Parmi tant d’épreuves, rien ne fut plus pénible, pour la mère et pour l’ancienne régente, que de voir sa belle-fille, la reine Anne d’Autriche, prendre partout le pas sur elle, entrer la première en carrosse, et la recevoir du haut du perron, sans aller au-devant d’elle. Probablement, on avait fait la leçon à la jeune Reine. On tenait à ce que Marie de Médicis comprît que le temps de la régence était passé. L’autre avait, d’ailleurs, assez de morgue espagnole pour agir d’elle-même. En outre, dans le ménage royal, un grand changement venait de se produire. Le Roi, excité par Luynes, avait enfin dompté une sorte de timidité farouche qui l’avait arrêté jusque-là au bord du lit conjugal. La Reine, nubile depuis peu de temps, fière de sa jeunesse, de son éclatante beauté, de cette gloire qui vient à la femme de la première possession, étalait son triomphe récent et éphémère, aux yeux d’une belle-mère chagrine que l’âge, la politique et la volonté de son fils rejetaient au second plan.

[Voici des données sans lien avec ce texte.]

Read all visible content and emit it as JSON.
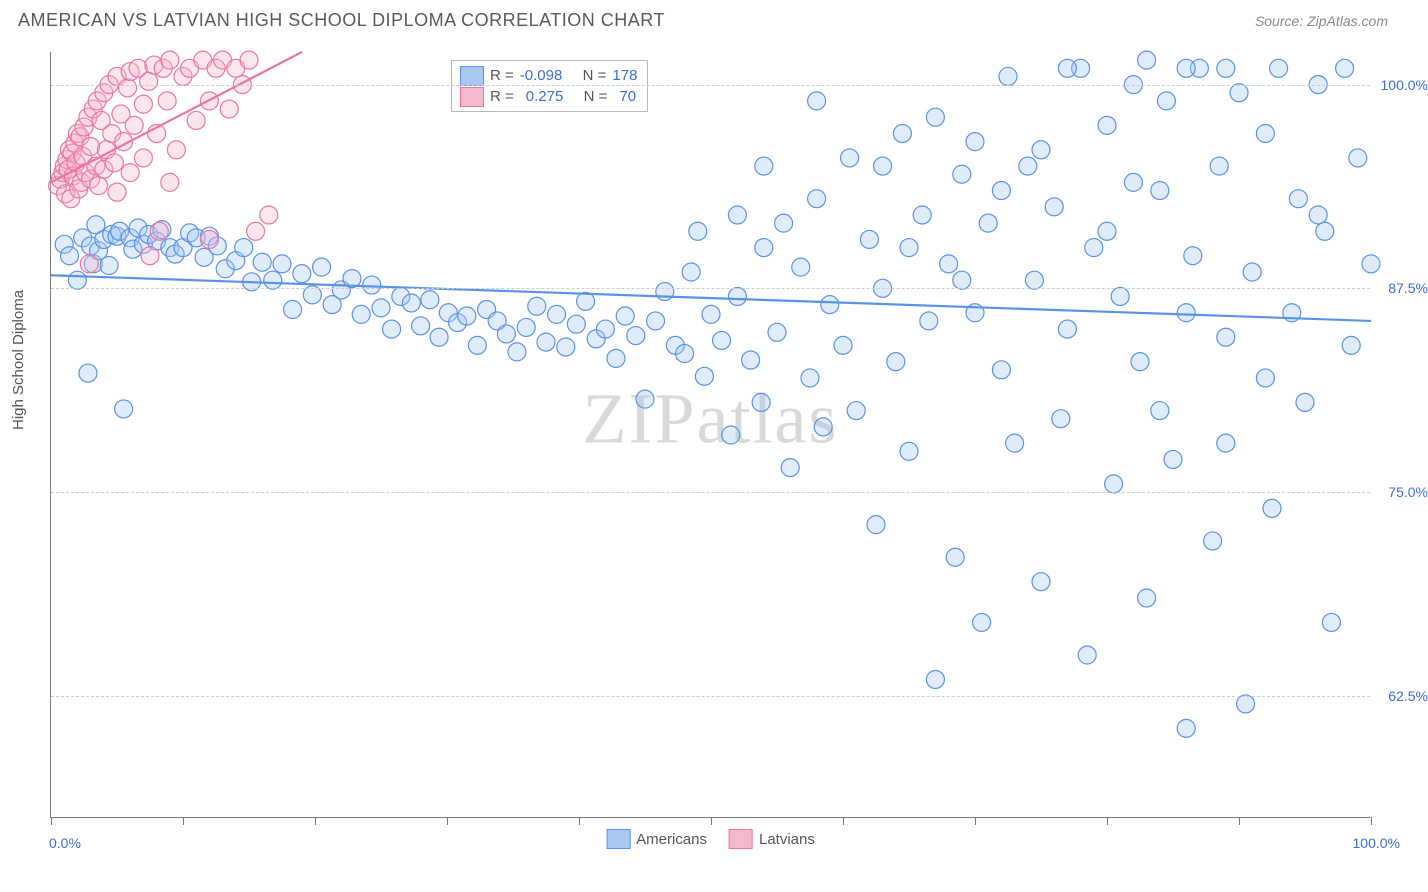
{
  "header": {
    "title": "AMERICAN VS LATVIAN HIGH SCHOOL DIPLOMA CORRELATION CHART",
    "source": "Source: ZipAtlas.com"
  },
  "watermark": "ZIPatlas",
  "chart": {
    "type": "scatter",
    "ylabel": "High School Diploma",
    "xlim": [
      0,
      100
    ],
    "ylim": [
      55,
      102
    ],
    "xticks": [
      0,
      10,
      20,
      30,
      40,
      50,
      60,
      70,
      80,
      90,
      100
    ],
    "xtick_labels": {
      "0": "0.0%",
      "100": "100.0%"
    },
    "yticks": [
      62.5,
      75.0,
      87.5,
      100.0
    ],
    "ytick_labels": [
      "62.5%",
      "75.0%",
      "87.5%",
      "100.0%"
    ],
    "grid_color": "#cccccc",
    "background_color": "#ffffff",
    "marker_radius": 9,
    "marker_stroke_width": 1.2,
    "marker_fill_opacity": 0.35,
    "trend_line_width": 2.2
  },
  "series": [
    {
      "name": "Americans",
      "color_stroke": "#5a93e6",
      "color_fill": "#a8c8f0",
      "r_value": "-0.098",
      "n_value": "178",
      "trend": {
        "x1": 0,
        "y1": 88.3,
        "x2": 100,
        "y2": 85.5
      },
      "points": [
        [
          1,
          90.2
        ],
        [
          1.4,
          89.5
        ],
        [
          2,
          88.0
        ],
        [
          2.4,
          90.6
        ],
        [
          2.8,
          82.3
        ],
        [
          3,
          90.1
        ],
        [
          3.2,
          89.0
        ],
        [
          3.4,
          91.4
        ],
        [
          3.6,
          89.8
        ],
        [
          4,
          90.5
        ],
        [
          4.4,
          88.9
        ],
        [
          4.6,
          90.8
        ],
        [
          5,
          90.7
        ],
        [
          5.2,
          91.0
        ],
        [
          5.5,
          80.1
        ],
        [
          6,
          90.6
        ],
        [
          6.2,
          89.9
        ],
        [
          6.6,
          91.2
        ],
        [
          7,
          90.2
        ],
        [
          7.4,
          90.8
        ],
        [
          8,
          90.4
        ],
        [
          8.4,
          91.1
        ],
        [
          9,
          90.0
        ],
        [
          9.4,
          89.6
        ],
        [
          10,
          90.0
        ],
        [
          10.5,
          90.9
        ],
        [
          11,
          90.6
        ],
        [
          11.6,
          89.4
        ],
        [
          12,
          90.7
        ],
        [
          12.6,
          90.1
        ],
        [
          13.2,
          88.7
        ],
        [
          14,
          89.2
        ],
        [
          14.6,
          90.0
        ],
        [
          15.2,
          87.9
        ],
        [
          16,
          89.1
        ],
        [
          16.8,
          88.0
        ],
        [
          17.5,
          89.0
        ],
        [
          18.3,
          86.2
        ],
        [
          19,
          88.4
        ],
        [
          19.8,
          87.1
        ],
        [
          20.5,
          88.8
        ],
        [
          21.3,
          86.5
        ],
        [
          22,
          87.4
        ],
        [
          22.8,
          88.1
        ],
        [
          23.5,
          85.9
        ],
        [
          24.3,
          87.7
        ],
        [
          25,
          86.3
        ],
        [
          25.8,
          85.0
        ],
        [
          26.5,
          87.0
        ],
        [
          27.3,
          86.6
        ],
        [
          28,
          85.2
        ],
        [
          28.7,
          86.8
        ],
        [
          29.4,
          84.5
        ],
        [
          30.1,
          86.0
        ],
        [
          30.8,
          85.4
        ],
        [
          31.5,
          85.8
        ],
        [
          32.3,
          84.0
        ],
        [
          33,
          86.2
        ],
        [
          33.8,
          85.5
        ],
        [
          34.5,
          84.7
        ],
        [
          35.3,
          83.6
        ],
        [
          36,
          85.1
        ],
        [
          36.8,
          86.4
        ],
        [
          37.5,
          84.2
        ],
        [
          38.3,
          85.9
        ],
        [
          39,
          83.9
        ],
        [
          39.8,
          85.3
        ],
        [
          40.5,
          86.7
        ],
        [
          41.3,
          84.4
        ],
        [
          42,
          85.0
        ],
        [
          42.8,
          83.2
        ],
        [
          43.5,
          85.8
        ],
        [
          44.3,
          84.6
        ],
        [
          45,
          80.7
        ],
        [
          45.8,
          85.5
        ],
        [
          46.5,
          87.3
        ],
        [
          47.3,
          84.0
        ],
        [
          48,
          83.5
        ],
        [
          48.5,
          88.5
        ],
        [
          49,
          91.0
        ],
        [
          49.5,
          82.1
        ],
        [
          50,
          85.9
        ],
        [
          50.8,
          84.3
        ],
        [
          51.5,
          78.5
        ],
        [
          52,
          87.0
        ],
        [
          53,
          83.1
        ],
        [
          53.8,
          80.5
        ],
        [
          54,
          90.0
        ],
        [
          55,
          84.8
        ],
        [
          55.5,
          91.5
        ],
        [
          56,
          76.5
        ],
        [
          56.8,
          88.8
        ],
        [
          57.5,
          82.0
        ],
        [
          58,
          93.0
        ],
        [
          58.5,
          79.0
        ],
        [
          59,
          86.5
        ],
        [
          60,
          84.0
        ],
        [
          60.5,
          95.5
        ],
        [
          61,
          80.0
        ],
        [
          62,
          90.5
        ],
        [
          62.5,
          73.0
        ],
        [
          63,
          87.5
        ],
        [
          64,
          83.0
        ],
        [
          64.5,
          97.0
        ],
        [
          65,
          77.5
        ],
        [
          66,
          92.0
        ],
        [
          66.5,
          85.5
        ],
        [
          67,
          63.5
        ],
        [
          68,
          89.0
        ],
        [
          68.5,
          71.0
        ],
        [
          69,
          94.5
        ],
        [
          70,
          86.0
        ],
        [
          70.5,
          67.0
        ],
        [
          71,
          91.5
        ],
        [
          72,
          82.5
        ],
        [
          72.5,
          100.5
        ],
        [
          73,
          78.0
        ],
        [
          74,
          95.0
        ],
        [
          74.5,
          88.0
        ],
        [
          75,
          69.5
        ],
        [
          76,
          92.5
        ],
        [
          76.5,
          79.5
        ],
        [
          77,
          85.0
        ],
        [
          78,
          101.0
        ],
        [
          78.5,
          65.0
        ],
        [
          79,
          90.0
        ],
        [
          80,
          97.5
        ],
        [
          80.5,
          75.5
        ],
        [
          81,
          87.0
        ],
        [
          82,
          100.0
        ],
        [
          82.5,
          83.0
        ],
        [
          83,
          68.5
        ],
        [
          84,
          93.5
        ],
        [
          84.5,
          99.0
        ],
        [
          85,
          77.0
        ],
        [
          86,
          60.5
        ],
        [
          86.5,
          89.5
        ],
        [
          87,
          101.0
        ],
        [
          88,
          72.0
        ],
        [
          88.5,
          95.0
        ],
        [
          89,
          84.5
        ],
        [
          90,
          99.5
        ],
        [
          90.5,
          62.0
        ],
        [
          91,
          88.5
        ],
        [
          92,
          97.0
        ],
        [
          92.5,
          74.0
        ],
        [
          93,
          101.0
        ],
        [
          94,
          86.0
        ],
        [
          94.5,
          93.0
        ],
        [
          95,
          80.5
        ],
        [
          96,
          100.0
        ],
        [
          96.5,
          91.0
        ],
        [
          97,
          67.0
        ],
        [
          98,
          101.0
        ],
        [
          98.5,
          84.0
        ],
        [
          99,
          95.5
        ],
        [
          100,
          89.0
        ],
        [
          82,
          94.0
        ],
        [
          77,
          101.0
        ],
        [
          83,
          101.5
        ],
        [
          86,
          101.0
        ],
        [
          89,
          101.0
        ],
        [
          96,
          92.0
        ],
        [
          58,
          99.0
        ],
        [
          67,
          98.0
        ],
        [
          63,
          95.0
        ],
        [
          70,
          96.5
        ],
        [
          75,
          96.0
        ],
        [
          72,
          93.5
        ],
        [
          65,
          90.0
        ],
        [
          54,
          95.0
        ],
        [
          52,
          92.0
        ],
        [
          69,
          88.0
        ],
        [
          80,
          91.0
        ],
        [
          86,
          86.0
        ],
        [
          92,
          82.0
        ],
        [
          89,
          78.0
        ],
        [
          84,
          80.0
        ]
      ]
    },
    {
      "name": "Latvians",
      "color_stroke": "#e976a4",
      "color_fill": "#f4b8cf",
      "r_value": "0.275",
      "n_value": "70",
      "trend": {
        "x1": 0,
        "y1": 94.0,
        "x2": 19,
        "y2": 102.0
      },
      "points": [
        [
          0.5,
          93.8
        ],
        [
          0.7,
          94.2
        ],
        [
          0.9,
          94.6
        ],
        [
          1.0,
          95.0
        ],
        [
          1.1,
          93.3
        ],
        [
          1.2,
          95.4
        ],
        [
          1.3,
          94.8
        ],
        [
          1.4,
          96.0
        ],
        [
          1.5,
          93.0
        ],
        [
          1.6,
          95.8
        ],
        [
          1.7,
          94.4
        ],
        [
          1.8,
          96.4
        ],
        [
          1.9,
          95.2
        ],
        [
          2.0,
          97.0
        ],
        [
          2.1,
          93.6
        ],
        [
          2.2,
          96.8
        ],
        [
          2.3,
          94.0
        ],
        [
          2.4,
          95.6
        ],
        [
          2.5,
          97.4
        ],
        [
          2.6,
          94.6
        ],
        [
          2.8,
          98.0
        ],
        [
          2.9,
          89.0
        ],
        [
          3.0,
          96.2
        ],
        [
          3.0,
          94.2
        ],
        [
          3.2,
          98.5
        ],
        [
          3.4,
          95.0
        ],
        [
          3.5,
          99.0
        ],
        [
          3.6,
          93.8
        ],
        [
          3.8,
          97.8
        ],
        [
          4.0,
          99.5
        ],
        [
          4.0,
          94.8
        ],
        [
          4.2,
          96.0
        ],
        [
          4.4,
          100.0
        ],
        [
          4.6,
          97.0
        ],
        [
          4.8,
          95.2
        ],
        [
          5.0,
          100.5
        ],
        [
          5.0,
          93.4
        ],
        [
          5.3,
          98.2
        ],
        [
          5.5,
          96.5
        ],
        [
          5.8,
          99.8
        ],
        [
          6.0,
          100.8
        ],
        [
          6.0,
          94.6
        ],
        [
          6.3,
          97.5
        ],
        [
          6.6,
          101.0
        ],
        [
          7.0,
          98.8
        ],
        [
          7.0,
          95.5
        ],
        [
          7.4,
          100.2
        ],
        [
          7.8,
          101.2
        ],
        [
          8.0,
          97.0
        ],
        [
          8.5,
          101.0
        ],
        [
          8.8,
          99.0
        ],
        [
          9.0,
          101.5
        ],
        [
          9.5,
          96.0
        ],
        [
          10.0,
          100.5
        ],
        [
          10.5,
          101.0
        ],
        [
          11.0,
          97.8
        ],
        [
          11.5,
          101.5
        ],
        [
          12.0,
          99.0
        ],
        [
          12.5,
          101.0
        ],
        [
          13.0,
          101.5
        ],
        [
          13.5,
          98.5
        ],
        [
          14.0,
          101.0
        ],
        [
          14.5,
          100.0
        ],
        [
          15.0,
          101.5
        ],
        [
          7.5,
          89.5
        ],
        [
          8.2,
          91.0
        ],
        [
          9.0,
          94.0
        ],
        [
          12.0,
          90.5
        ],
        [
          15.5,
          91.0
        ],
        [
          16.5,
          92.0
        ]
      ]
    }
  ],
  "legend": {
    "r_label": "R =",
    "n_label": "N =",
    "bottom": [
      "Americans",
      "Latvians"
    ]
  }
}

Richelieu, non plus, n’était pas satisfait. Les promesses qu’on lui avait faites se dissipaient peu à peu parmi les caquetages et les sourires. La Cour, nombreuse et animée, avait toujours le visage et les ambitions tournés vers le favori du jour. Celui-ci louvoyait, nageait entre deux eaux, caressait tout le monde et n’était, avec personne, plus aimable qu’avec ses adversaires. Ces allures exaspéraient l’exigeant et rigoureux prélat : « Jamais personne ne fut trompeur au degré de M. de Luynes ; sa bouche ne s’ouvrait jamais à faire quelque promesse que sa volonté ne fût résolue à ne la pas observer et que son esprit ne méditât les moyens de n’en rien faire. Au temps même des protestations de fidélité et de service qu’il faisait à la Reine, la délivrance de Monsieur le Prince était sur le tapis secret. »

La délivrance de M. le Prince était pour l’évêque de Luçon un coup sensible. Il avait été un des conseillers de l’arrestation.